Kevin's phrase caused me to start considering the number of temptations I experience in any given day to "rush the spaces" between "notes" of all kinds – and lots of things qualify as notes! Even simple, casual observation is a valuable skill and can't take place with depth and mindfulness if it is rushed.
For example, the kids at my school had been watching the monarch butterfly chrysalises in our dooryard. Should we think in terms of the "space" between caterpillar and winged insect? Or perhaps the space that the newly hatched butterfly takes to let its wings dry in preparation for flight? What does it think so as not to rush that space? And then as soon as it takes flight, it's got to rush the space – from here to Mexico!
In art class, when our students go out to draw the neighborhood buildings from a certain perspective, they are accustomed to not rushing the negative spaces. They discover that what's not told by their pencil lines or paint splotches is every bit as important as what is filled in on their paper.
The same can be said of narrative technique in writing. Any mystery writer knows that the mere mention of a door, or perhaps an old seaman's chest locked shut – having been recently discovered in, say, a dark recess of the attic of the derelict hardware store – is a tempting or even deliciously horrifying lack of description. Don't rush the spaces between words – and don't open that door ... just yet!

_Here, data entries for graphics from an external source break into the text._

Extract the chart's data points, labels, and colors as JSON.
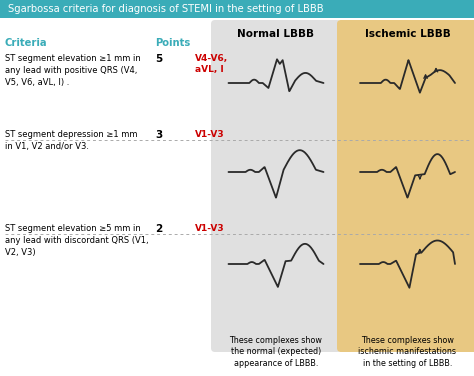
{
  "title": "Sgarbossa criteria for diagnosis of STEMI in the setting of LBBB",
  "title_bg": "#3aacb8",
  "title_color": "white",
  "bg_color": "white",
  "normal_bg": "#e0e0e0",
  "ischemic_bg": "#e8c882",
  "header_normal": "Normal LBBB",
  "header_ischemic": "Ischemic LBBB",
  "criteria_color": "#3aacb8",
  "points_color": "#3aacb8",
  "lead_color": "#cc0000",
  "criteria_label": "Criteria",
  "points_label": "Points",
  "footer_normal": "These complexes show\nthe normal (expected)\nappearance of LBBB.",
  "footer_ischemic": "These complexes show\nischemic manifestations\nin the setting of LBBB.",
  "rows": [
    {
      "criteria": "ST segment elevation ≥1 mm in\nany lead with positive QRS (V4,\nV5, V6, aVL, I) .",
      "points": "5",
      "leads": "V4-V6,\naVL, I"
    },
    {
      "criteria": "ST segment depression ≥1 mm\nin V1, V2 and/or V3.",
      "points": "3",
      "leads": "V1-V3"
    },
    {
      "criteria": "ST segment elevation ≥5 mm in\nany lead with discordant QRS (V1,\nV2, V3)",
      "points": "2",
      "leads": "V1-V3"
    }
  ],
  "ecg_color": "#2a2a2a",
  "arrow_color": "#2a2a2a"
}
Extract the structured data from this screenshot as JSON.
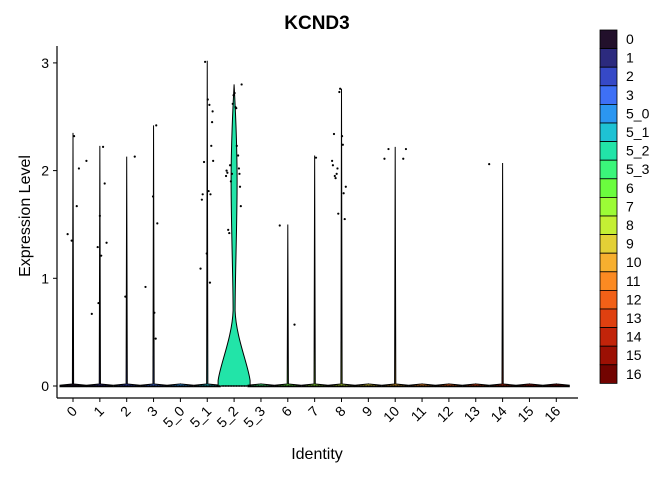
{
  "chart_data": {
    "type": "violin",
    "title": "KCND3",
    "xlabel": "Identity",
    "ylabel": "Expression Level",
    "ylim": [
      -0.12,
      3.17
    ],
    "yticks": [
      0,
      1,
      2,
      3
    ],
    "grid": false,
    "legend_placement": "right",
    "categories": [
      "0",
      "1",
      "2",
      "3",
      "5_0",
      "5_1",
      "5_2",
      "5_3",
      "6",
      "7",
      "8",
      "9",
      "10",
      "11",
      "12",
      "13",
      "14",
      "15",
      "16"
    ],
    "colors": [
      "#22102b",
      "#2c2a7e",
      "#3649c7",
      "#3e70f6",
      "#2b96f1",
      "#1ec2d4",
      "#22e4a8",
      "#3bf67a",
      "#6bfd3e",
      "#9cfc36",
      "#c4ef34",
      "#e3d036",
      "#f7af2f",
      "#fb8a22",
      "#f26017",
      "#df4010",
      "#c2240a",
      "#9c1004",
      "#720401"
    ],
    "violin_max": [
      2.35,
      2.23,
      2.13,
      2.42,
      0.02,
      3.02,
      2.8,
      0.02,
      1.5,
      2.14,
      2.76,
      0.02,
      2.22,
      0.02,
      0.02,
      0.02,
      2.07,
      0.02,
      0.02
    ],
    "points": [
      [
        [
          -0.2,
          1.41
        ],
        [
          -0.05,
          1.35
        ],
        [
          0.04,
          2.32
        ],
        [
          0.14,
          1.67
        ],
        [
          0.22,
          2.02
        ],
        [
          0.5,
          2.09
        ]
      ],
      [
        [
          -0.3,
          0.67
        ],
        [
          -0.08,
          1.29
        ],
        [
          -0.05,
          0.77
        ],
        [
          0.0,
          1.58
        ],
        [
          0.05,
          1.21
        ],
        [
          0.12,
          2.22
        ],
        [
          0.18,
          1.88
        ],
        [
          0.25,
          1.33
        ]
      ],
      [
        [
          -0.05,
          0.83
        ],
        [
          0.3,
          2.13
        ]
      ],
      [
        [
          -0.3,
          0.92
        ],
        [
          -0.02,
          1.76
        ],
        [
          0.03,
          0.68
        ],
        [
          0.08,
          0.44
        ],
        [
          0.1,
          2.42
        ],
        [
          0.14,
          1.51
        ]
      ],
      [],
      [
        [
          -0.25,
          1.09
        ],
        [
          -0.2,
          1.73
        ],
        [
          -0.17,
          1.78
        ],
        [
          -0.12,
          2.08
        ],
        [
          -0.08,
          3.01
        ],
        [
          -0.02,
          1.23
        ],
        [
          0.02,
          2.66
        ],
        [
          0.05,
          1.81
        ],
        [
          0.08,
          2.61
        ],
        [
          0.1,
          0.96
        ],
        [
          0.12,
          1.78
        ],
        [
          0.15,
          2.23
        ],
        [
          0.18,
          2.45
        ],
        [
          0.2,
          2.55
        ],
        [
          0.22,
          2.09
        ]
      ],
      [
        [
          -0.3,
          1.95
        ],
        [
          -0.28,
          2.0
        ],
        [
          -0.25,
          1.98
        ],
        [
          -0.22,
          1.45
        ],
        [
          -0.18,
          1.42
        ],
        [
          -0.15,
          2.05
        ],
        [
          -0.12,
          1.9
        ],
        [
          -0.08,
          1.97
        ],
        [
          -0.05,
          2.62
        ],
        [
          -0.02,
          2.7
        ],
        [
          0.02,
          2.72
        ],
        [
          0.05,
          2.59
        ],
        [
          0.08,
          2.58
        ],
        [
          0.1,
          2.23
        ],
        [
          0.15,
          2.14
        ],
        [
          0.18,
          2.02
        ],
        [
          0.2,
          1.97
        ],
        [
          0.22,
          1.85
        ],
        [
          0.25,
          1.67
        ],
        [
          0.28,
          2.8
        ]
      ],
      [],
      [
        [
          -0.3,
          1.49
        ],
        [
          0.25,
          0.57
        ]
      ],
      [
        [
          0.05,
          2.12
        ]
      ],
      [
        [
          -0.35,
          2.09
        ],
        [
          -0.32,
          2.05
        ],
        [
          -0.28,
          2.34
        ],
        [
          -0.25,
          1.95
        ],
        [
          -0.22,
          1.93
        ],
        [
          -0.18,
          1.97
        ],
        [
          -0.15,
          2.02
        ],
        [
          -0.12,
          1.6
        ],
        [
          -0.08,
          2.73
        ],
        [
          -0.05,
          2.76
        ],
        [
          0.02,
          2.32
        ],
        [
          0.05,
          2.24
        ],
        [
          0.08,
          1.79
        ],
        [
          0.12,
          1.55
        ],
        [
          0.16,
          1.85
        ]
      ],
      [],
      [
        [
          -0.4,
          2.11
        ],
        [
          -0.25,
          2.2
        ],
        [
          0.3,
          2.11
        ],
        [
          0.4,
          2.2
        ]
      ],
      [],
      [],
      [],
      [
        [
          -0.5,
          2.06
        ]
      ],
      [],
      []
    ]
  }
}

Baseball's 60 feet, 6 inches of space between the pitcher's mound and the batter's box is one of the most sublime stretches of anticipation and longing in the known universe. The ballpark crowd certainly abhors a vacuum: "Swing batter!" Or, "No, don't swing!"
An instant's decision about timing and rhythm and space creates the grand-slam symphony or ignominious sour strikeout note. Don't rush the spaces between the curveball release and the swing of the bat.
A physicist might understand distances in time and space somewhat differently. Consider the interstellar voids we see in the night sky. And all that's observable by our eyes doesn't even add up to the quantum values for known matter. There must be something in the spaces that we don't yet understand. Spaces await description, definition, and scientific understanding. They contain dark matter, we conjecture, so we keep listening to the spaces filled with light-years.
So, waiting is anticipation, getting ready for that next beat, the next cadence, the next occasion to imitate Kevin on the djembe and echo his beguiling rhythms – or the opportunity to swing at whatever junk that lefty pitcher can muster, standing so confidently 60+ feet away. Waiting for that pitch can seem like a light-year.
Back at school, we are enjoying – not rushing – the spaces. We await the next time we'll get to sit in a circle and play the African drums. Until Kevin returns with his congas and djembes, a bunch of No. 10 cans, 5-gallon plastic buckets, and an old trash can will serve as the percussion section.
At recess, the students are rushing the space between 11:40 and noon – and between lunch and math class, too – as they take part in a glorious percussive chorus out behind the building.
Waiting may be the hardest part, but it's a space that's full of possibilities. As Milton wrote, "They also serve who only stand and wait."